Senators Dave McCormick (R-PA) and John Fetterman (D-PA) have introduced the PRC Broker-Dealers and Investment Advisers Moratorium Act, a legislative proposal aimed at protecting U.S. markets, consumers, and national economic security. The bill is a response to concerns about an uneven regulatory environment between the United States and the People’s Republic of China (PRC), which lawmakers say could expose American financial markets and consumer data to risks from firms linked to the Chinese Communist Party (CCP).
“The PRC Broker-Dealers and Investment Advisers Moratorium Act recognizes that CCP-linked firms pose an inherent risk to our financial system,” said Senator McCormick. “This bill gives the financial regulators necessary time to evaluate the impact on U.S. consumer protection and protects the U.S. retail investor.”

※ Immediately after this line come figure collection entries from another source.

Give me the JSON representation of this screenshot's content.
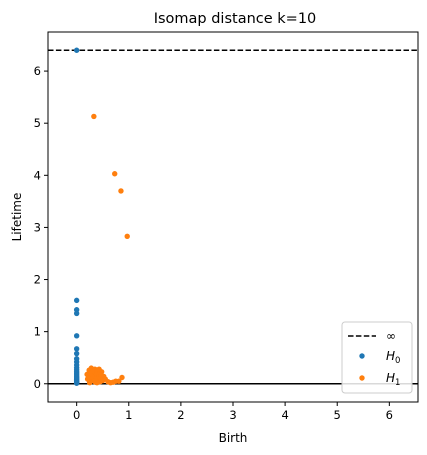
{
  "chart_data": {
    "type": "scatter",
    "title": "Isomap distance k=10",
    "xlabel": "Birth",
    "ylabel": "Lifetime",
    "xlim": [
      -0.55,
      6.55
    ],
    "ylim": [
      -0.35,
      6.75
    ],
    "xticks": [
      0,
      1,
      2,
      3,
      4,
      5,
      6
    ],
    "yticks": [
      0,
      1,
      2,
      3,
      4,
      5,
      6
    ],
    "infinity_level": 6.4,
    "infinity_label": "∞",
    "grid": false,
    "legend_position": "lower-right",
    "series": [
      {
        "name_main": "H",
        "name_sub": "0",
        "color": "#1f77b4",
        "points": [
          [
            0,
            6.4
          ],
          [
            0,
            1.6
          ],
          [
            0,
            1.42
          ],
          [
            0,
            1.35
          ],
          [
            0,
            0.92
          ],
          [
            0,
            0.67
          ],
          [
            0,
            0.58
          ],
          [
            0,
            0.48
          ],
          [
            0,
            0.42
          ],
          [
            0,
            0.36
          ],
          [
            0,
            0.31
          ],
          [
            0,
            0.27
          ],
          [
            0,
            0.23
          ],
          [
            0,
            0.2
          ],
          [
            0,
            0.17
          ],
          [
            0,
            0.14
          ],
          [
            0,
            0.12
          ],
          [
            0,
            0.1
          ],
          [
            0,
            0.08
          ],
          [
            0,
            0.06
          ],
          [
            0,
            0.04
          ],
          [
            0,
            0.03
          ],
          [
            0,
            0.02
          ],
          [
            0,
            0.01
          ]
        ]
      },
      {
        "name_main": "H",
        "name_sub": "1",
        "color": "#ff7f0e",
        "points": [
          [
            0.33,
            5.13
          ],
          [
            0.73,
            4.03
          ],
          [
            0.85,
            3.7
          ],
          [
            0.97,
            2.83
          ],
          [
            0.2,
            0.18
          ],
          [
            0.22,
            0.1
          ],
          [
            0.24,
            0.26
          ],
          [
            0.25,
            0.05
          ],
          [
            0.27,
            0.15
          ],
          [
            0.28,
            0.3
          ],
          [
            0.3,
            0.08
          ],
          [
            0.32,
            0.2
          ],
          [
            0.33,
            0.12
          ],
          [
            0.35,
            0.28
          ],
          [
            0.36,
            0.03
          ],
          [
            0.37,
            0.22
          ],
          [
            0.38,
            0.16
          ],
          [
            0.4,
            0.07
          ],
          [
            0.41,
            0.25
          ],
          [
            0.42,
            0.13
          ],
          [
            0.44,
            0.19
          ],
          [
            0.45,
            0.04
          ],
          [
            0.46,
            0.1
          ],
          [
            0.48,
            0.23
          ],
          [
            0.5,
            0.06
          ],
          [
            0.52,
            0.14
          ],
          [
            0.25,
            0.02
          ],
          [
            0.3,
            0.24
          ],
          [
            0.35,
            0.1
          ],
          [
            0.39,
            0.02
          ],
          [
            0.43,
            0.28
          ],
          [
            0.21,
            0.09
          ],
          [
            0.26,
            0.2
          ],
          [
            0.29,
            0.14
          ],
          [
            0.34,
            0.05
          ],
          [
            0.47,
            0.17
          ],
          [
            0.55,
            0.09
          ],
          [
            0.6,
            0.04
          ],
          [
            0.65,
            0.02
          ],
          [
            0.7,
            0.03
          ],
          [
            0.75,
            0.05
          ],
          [
            0.81,
            0.05
          ],
          [
            0.87,
            0.12
          ],
          [
            0.23,
            0.11
          ]
        ]
      }
    ]
  }
}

Senator Fetterman emphasized bipartisan support for stronger oversight: “Pennsylvanians don’t want their hard‑earned savings snooped on or toyed with by the Chinese Communist Party. This bipartisan bill slams the brakes on CCP‑linked broker‑dealers and investment advisers until our regulators can give them a full, no‑nonsense inspection,” he said. “Protecting American investors and our economic security isn’t a partisan fight, and I’m proud to team up with Senator McCormick to get it done.”
Currently, while China limits access for U.S. firms in its retail financial market, Chinese affiliates are able to operate in U.S. markets where they can access personal information belonging to millions of Americans. In addition, American regulators such as the Securities and Exchange Commission (SEC) and Financial Industry Regulatory Authority (FINRA) do not have authority to carry out enforcement actions or examinations within mainland China.
Lawmakers argue that as retail investing evolves rapidly in the United States, action is needed to prevent further entry of CCP-linked entities into domestic markets.